Ah, this is a great example. I have been in that woman’s position. What I would really appreciate for something like the Christmas decorations is for a guy colleague, at my level (whether the same level on paper, or if it’s not exactly laid out like that on a org chart, the equivalent tier) would STEP UP and say he would take that on one year (ideally to volunteer to do it before it’s assigned). Maybe we could switch years.

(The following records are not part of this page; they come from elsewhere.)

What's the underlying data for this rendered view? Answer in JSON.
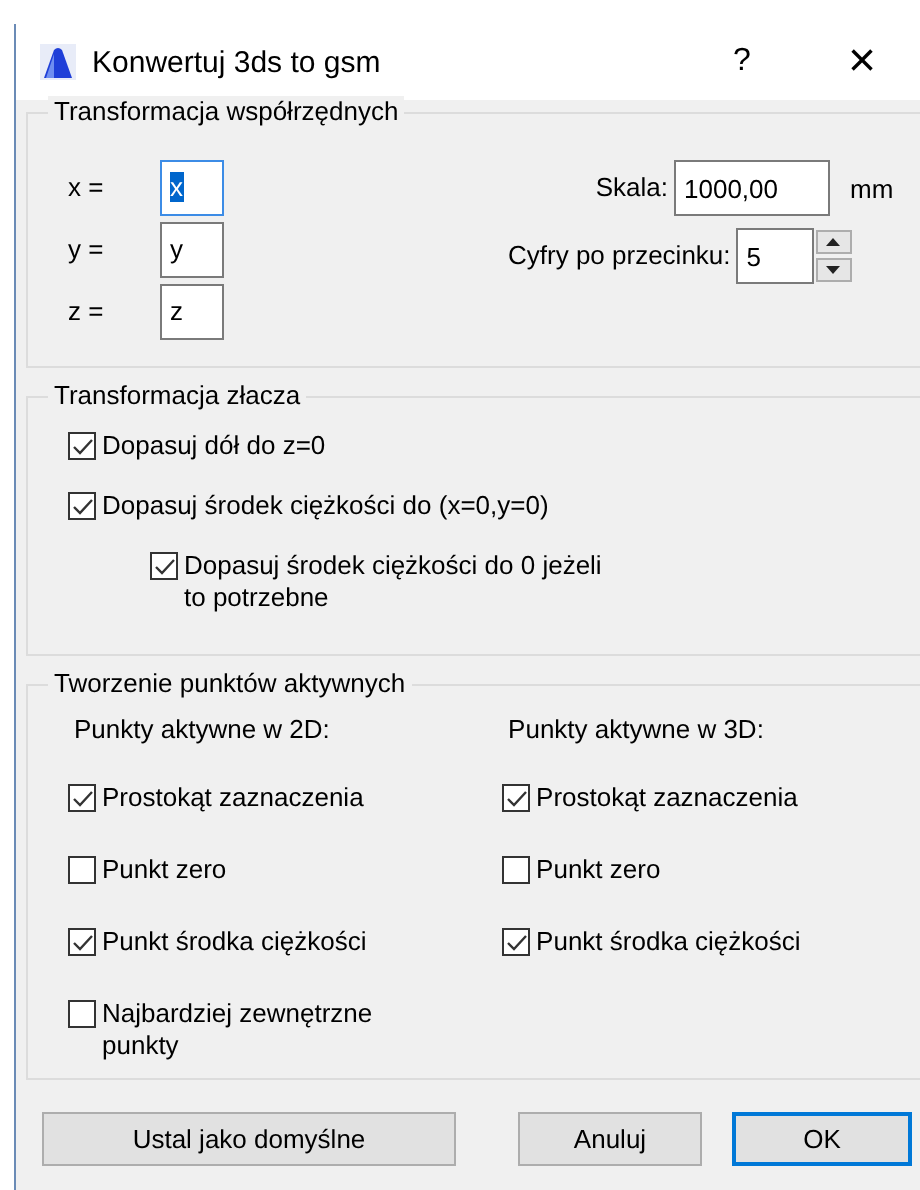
{
  "window": {
    "title": "Konwertuj 3ds to gsm",
    "help": "?",
    "close": "×"
  },
  "coordinates": {
    "title": "Transformacja współrzędnych",
    "axes": [
      {
        "label": "x =",
        "value": "x",
        "focused": true
      },
      {
        "label": "y =",
        "value": "y",
        "focused": false
      },
      {
        "label": "z =",
        "value": "z",
        "focused": false
      }
    ],
    "scale": {
      "label": "Skala:",
      "value": "1000,00",
      "unit": "mm"
    },
    "decimals": {
      "label": "Cyfry po przecinku:",
      "value": "5"
    }
  },
  "joint": {
    "title": "Transformacja złacza",
    "options": [
      {
        "label": "Dopasuj dół do z=0",
        "checked": true
      },
      {
        "label": "Dopasuj środek ciężkości do (x=0,y=0)",
        "checked": true,
        "children": [
          {
            "label": "Dopasuj środek ciężkości do 0 jeżeli to potrzebne",
            "checked": true
          }
        ]
      }
    ]
  },
  "hotspots": {
    "title": "Tworzenie punktów aktywnych",
    "columns": [
      {
        "heading": "Punkty aktywne w 2D:",
        "options": [
          {
            "label": "Prostokąt zaznaczenia",
            "checked": true
          },
          {
            "label": "Punkt zero",
            "checked": false
          },
          {
            "label": "Punkt środka ciężkości",
            "checked": true
          },
          {
            "label": "Najbardziej zewnętrzne punkty",
            "checked": false
          }
        ]
      },
      {
        "heading": "Punkty aktywne w 3D:",
        "options": [
          {
            "label": "Prostokąt zaznaczenia",
            "checked": true
          },
          {
            "label": "Punkt zero",
            "checked": false
          },
          {
            "label": "Punkt środka ciężkości",
            "checked": true
          }
        ]
      }
    ]
  },
  "buttons": [
    {
      "label": "Ustal jako domyślne",
      "default": false
    },
    {
      "label": "Anuluj",
      "default": false
    },
    {
      "label": "OK",
      "default": true
    }
  ]
}
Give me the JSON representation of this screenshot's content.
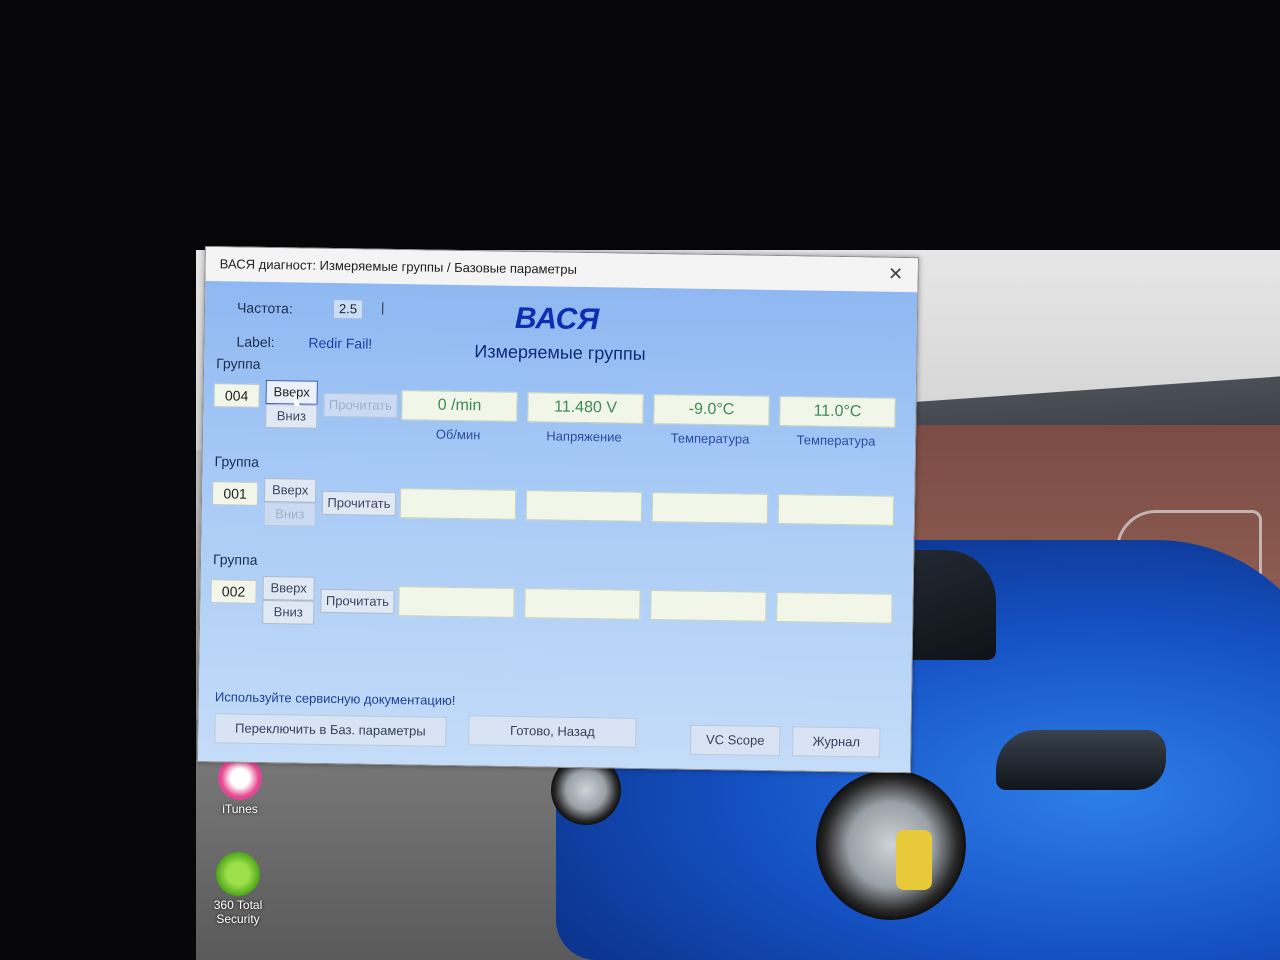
{
  "window": {
    "title": "ВАСЯ диагност: Измеряемые группы / Базовые параметры",
    "close_glyph": "✕"
  },
  "header": {
    "freq_label": "Частота:",
    "freq_value": "2.5",
    "freq_tick": "|",
    "label_label": "Label:",
    "label_value": "Redir Fail!",
    "brand": "ВАСЯ",
    "subtitle": "Измеряемые группы"
  },
  "groups": [
    {
      "heading": "Группа",
      "number": "004",
      "up": "Вверх",
      "down": "Вниз",
      "read": "Прочитать",
      "values": [
        "0 /min",
        "11.480 V",
        "-9.0°C",
        "11.0°C"
      ],
      "units": [
        "Об/мин",
        "Напряжение",
        "Температура",
        "Температура"
      ]
    },
    {
      "heading": "Группа",
      "number": "001",
      "up": "Вверх",
      "down": "Вниз",
      "read": "Прочитать",
      "values": [
        "",
        "",
        "",
        ""
      ],
      "units": [
        "",
        "",
        "",
        ""
      ]
    },
    {
      "heading": "Группа",
      "number": "002",
      "up": "Вверх",
      "down": "Вниз",
      "read": "Прочитать",
      "values": [
        "",
        "",
        "",
        ""
      ],
      "units": [
        "",
        "",
        "",
        ""
      ]
    }
  ],
  "footer": {
    "note": "Используйте сервисную документацию!",
    "switch_button": "Переключить в Баз. параметры",
    "done_button": "Готово, Назад",
    "vcscope_button": "VC Scope",
    "log_button": "Журнал"
  },
  "desktop": {
    "itunes_label": "iTunes",
    "security_label_1": "360 Total",
    "security_label_2": "Security"
  },
  "colors": {
    "client_bg": "#a9cbf6",
    "brand_text": "#0b2fb0",
    "value_text": "#3c8a56"
  }
}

Speaking really mostly from my own workplace experience, this is a tricky issue because it’s kind of a blurry line if some of things I do, like Christmas decorations is a good example, are assigned to me because it’s my JOB (and that could make sense, if a guy had my position – which is directing administrative functions and in some ways makes me the de facto office manager since we don’t have someone with that title – maybe the guy would be expected to do it, too) or because I’m a woman (so maybe the hypothetical guy who takes my job would farm it out to a female secretary, or the secretary would have been asked to do it in the first place). And even for things where I really don’t care about the actual work (I am fine with Christmas decorations), I’m much more concerned about how this looks to more junior people, men and women, in the office. Men, I feel, especially at a junior level, don’t think about it all to much, because it seems like the default, and they SHOULD be thinking about it more. Women think about it overly much, sometimes - they’re thinking about their own career paths and wondering if they too will manage to get promoted but STILL expected to haul out the snowflakes, and that is frustrating and makes you think that yes, we’re still in 1966.
Things I think you could do:
- get on the same page with women who are peers (are any of the other teams’ leaders women?) and get feedback from them about how they have handled these issues and what you specifically can do to back them up.
- be really intentional about any tasks that are traditionally viewed as women’s jobs, or secretarial, such as taking notes at meetings, getting refreshments, decorating for Christmas, etc and make sure they are rotated among your team members. I know you said you only have one guy, but make sure he is on the rotation fairly and visibly.
- make sure you are modeling behavior, language and attitudes to junior male staff (on your team, or even more importantly, on other teams). (gracer made a great point - don’t let other men at the office assume you’re cool with “just us guys” conversations. Not that you’ve said anything that makes me think you do this, but I think this is something a lot of men do almost without being aware of it, and it doesn’t have to be anything as obvious as filthy jokes either.)
I just don’t know how much you can do about your boss. In a lot of ways, LIFE is still a boys’ club, and at this point in my career, I would write your boss off as not worth the effort because I would file him under “old dudes don’t change.” As a woman, I feel like I need to be strategic with what I can improve, and I wouldn’t even bother wasting my time (or mental energy) on someone like that. And I might even like working for him perfectly fine, I simply wouldn’t see it as an area where I’m going to make any inroads. All that is by way of saying that many women wouldn’t expect you to “do anything” about your boss unless there were specific actions or statements on his part that were really egregious. It doesn’t reflect poorly on you that your boss is set in his ways.